Berlin hat oft Großveranstaltungen: Sechstagerennen, Istaf, Marathon, Tennis – fehlt noch etwas?

Sicher: Die Olympischen Spiele.

Sportpolitisch ist Berlin exzellent positioniert. Viele Kongresse finden hier statt, das IOC war da, auch die Anti-Doping-Organisation. Sie drehen offenbar an der richtigen Stelle, um für Berlin auf die Olympischen Spiele aufmerksam zu machen …

Es macht keinen Sinn, sich erst zu präsentieren, wenn die Entscheidung ansteht. Ein Teil unserer Strategie ist es, so viele internationale Topereignisse in die Stadt zu holen, wie möglich. Bei uns haben sich die Bewerber für Olympia 2012 präsentiert. Dabei waren sämtliche IOC-Mitglieder. Ich halte eine kontinuierliche Beziehungspflege für wichtig.

DOSB-Präsident Thomas Bach hat sich zuletzt deutlich gegen Berlin ausgesprochen, wie kommt das?

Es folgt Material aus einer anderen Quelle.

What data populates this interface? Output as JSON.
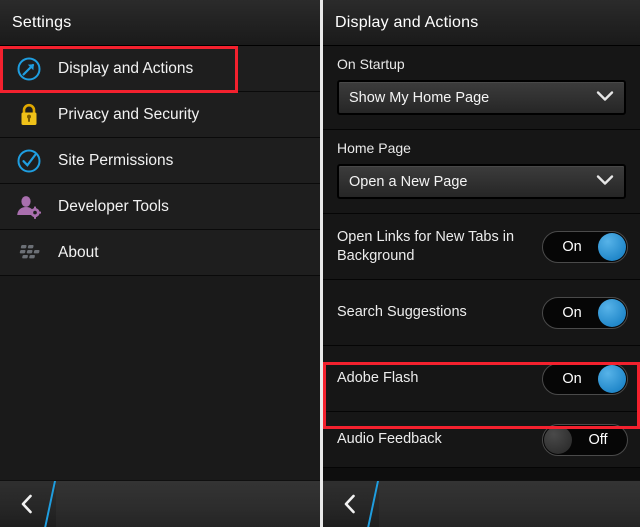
{
  "left_panel": {
    "header": {
      "title": "Settings"
    },
    "items": [
      {
        "label": "Display and Actions",
        "icon": "compass-arrow-icon",
        "highlighted": true
      },
      {
        "label": "Privacy and Security",
        "icon": "padlock-icon",
        "highlighted": false
      },
      {
        "label": "Site Permissions",
        "icon": "check-circle-icon",
        "highlighted": false
      },
      {
        "label": "Developer Tools",
        "icon": "person-gear-icon",
        "highlighted": false
      },
      {
        "label": "About",
        "icon": "blackberry-logo-icon",
        "highlighted": false
      }
    ],
    "bottom_bar": {
      "back_label": "back-chevron"
    }
  },
  "right_panel": {
    "header": {
      "title": "Display and Actions"
    },
    "sections": {
      "on_startup": {
        "label": "On Startup",
        "dropdown_value": "Show My Home Page",
        "chevron": "chevron-down-icon"
      },
      "home_page": {
        "label": "Home Page",
        "dropdown_value": "Open a New Page",
        "chevron": "chevron-down-icon"
      }
    },
    "toggles": [
      {
        "label": "Open Links for New Tabs in Background",
        "state": "On",
        "highlighted": false
      },
      {
        "label": "Search Suggestions",
        "state": "On",
        "highlighted": false
      },
      {
        "label": "Adobe Flash",
        "state": "On",
        "highlighted": true
      },
      {
        "label": "Audio Feedback",
        "state": "Off",
        "highlighted": false
      }
    ],
    "bottom_bar": {
      "back_label": "back-chevron"
    }
  },
  "colors": {
    "accent_blue": "#2389cb",
    "highlight_red": "#f3212e",
    "lock_gold": "#e8b40b",
    "dev_purple": "#a濃",
    "dev_purple_hex": "#a96fae",
    "icon_blue": "#1f9ee0",
    "bb_gray": "#6c7076"
  }
}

Das habe ich nicht gehört. Allerdings verhält sich der DOSB meiner Meinung nach zu defensiv. Er sollte die Entscheidung treffen, mit welcher Stadt sich Deutschland für die Olympischen Spiele bewirbt. Ich bin der Meinung, dass man mit Berlin international die besten Chancen hat und am meisten punkten kann. Von einem ruinösen nationalen Wettbewerb halte ich nichts.
Zur Frage, wann man sich bewirbt, sage ich: Auch wenn nach London 2012 eine europäische Stadt 2016 nicht zum Zuge kommt, kann es strategisch sinnvoll sein, eine Ehrenrunde zu drehen. Man macht sich bekannt, etwa für eine Bewerbung 2020. Wir Berliner stehen bereit.

Wie olympiatauglich ist Berlin?

Unser Vorteil: Wir müssen nicht so fundamental in die Infrastruktur investieren wie andere Städte. Wir haben eine gute Verkehrssituation und auch zahlreiche Sportstätten. Es fehlt ein Olympisches Dorf. Wo das sein wird, wird man dann entscheiden. So könnte beispielsweise der Flughafen Tegel in Frage kommen, weil die Sportler recht nah am Olympiastadion wären.

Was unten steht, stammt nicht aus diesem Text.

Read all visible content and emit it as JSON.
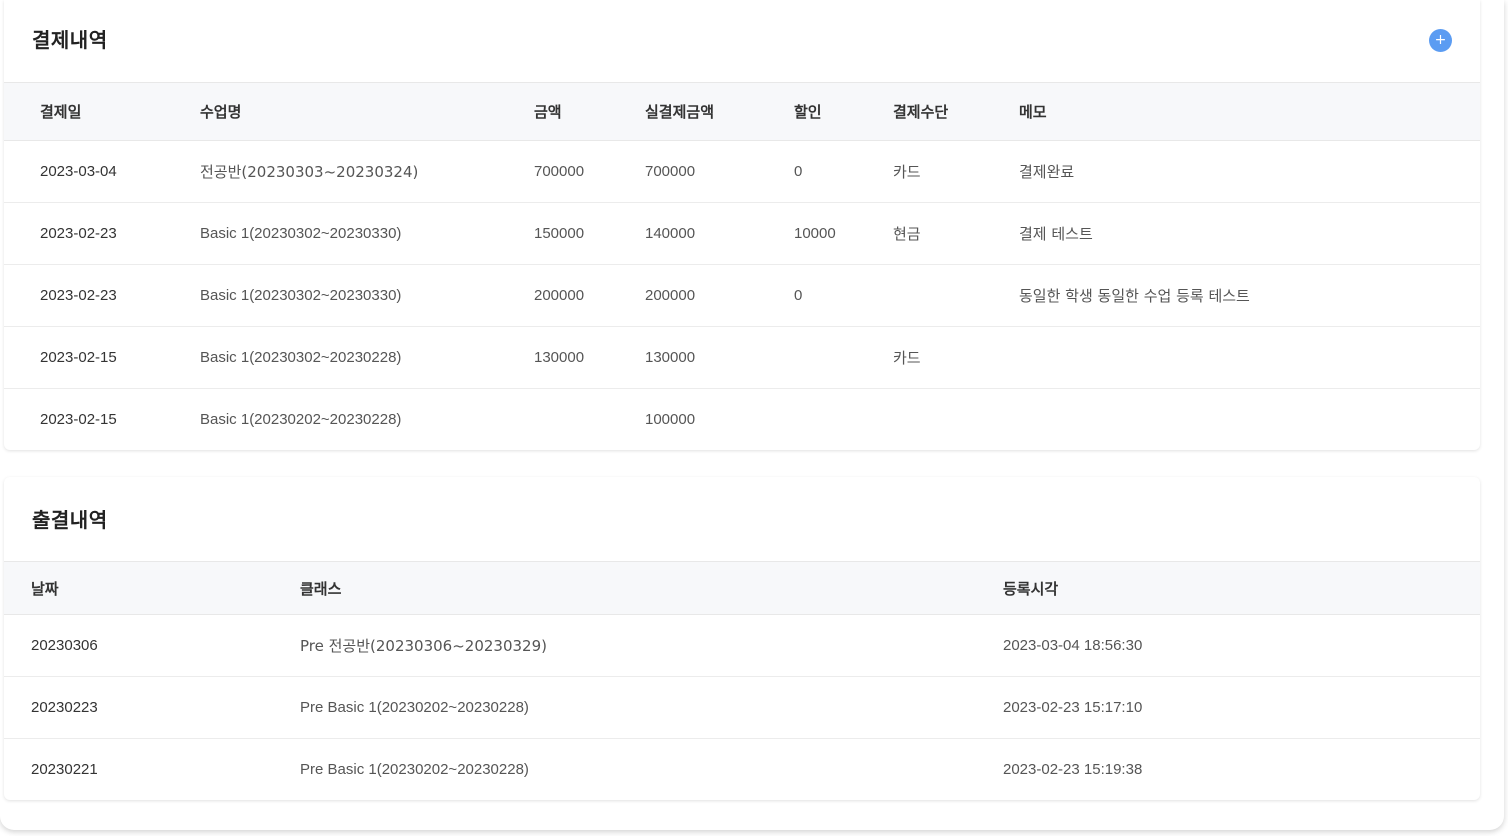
{
  "payments": {
    "title": "결제내역",
    "add_label": "+",
    "columns": [
      "결제일",
      "수업명",
      "금액",
      "실결제금액",
      "할인",
      "결제수단",
      "메모"
    ],
    "rows": [
      [
        "2023-03-04",
        "전공반(20230303~20230324)",
        "700000",
        "700000",
        "0",
        "카드",
        "결제완료"
      ],
      [
        "2023-02-23",
        "Basic 1(20230302~20230330)",
        "150000",
        "140000",
        "10000",
        "현금",
        "결제 테스트"
      ],
      [
        "2023-02-23",
        "Basic 1(20230302~20230330)",
        "200000",
        "200000",
        "0",
        "",
        "동일한 학생 동일한 수업 등록 테스트"
      ],
      [
        "2023-02-15",
        "Basic 1(20230302~20230228)",
        "130000",
        "130000",
        "",
        "카드",
        ""
      ],
      [
        "2023-02-15",
        "Basic 1(20230202~20230228)",
        "",
        "100000",
        "",
        "",
        ""
      ]
    ]
  },
  "attendance": {
    "title": "출결내역",
    "columns": [
      "날짜",
      "클래스",
      "등록시각"
    ],
    "rows": [
      [
        "20230306",
        "Pre 전공반(20230306~20230329)",
        "2023-03-04 18:56:30"
      ],
      [
        "20230223",
        "Pre Basic 1(20230202~20230228)",
        "2023-02-23 15:17:10"
      ],
      [
        "20230221",
        "Pre Basic 1(20230202~20230228)",
        "2023-02-23 15:19:38"
      ]
    ]
  }
}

Eine neue große Halle bekommt Berlin dank Philipp Anschutz im September 2008 auch …

Mit dieser Halle sind wir fit für internationale Großereignisse. Hätten wir diese Halle schon früher gehabt, hätte das Finale der Handball-WM vielleicht in Berlin stattgefunden und nicht in Köln. Das wird technisch die beste Halle auf der ganzen Welt sein mit den neuesten Standards.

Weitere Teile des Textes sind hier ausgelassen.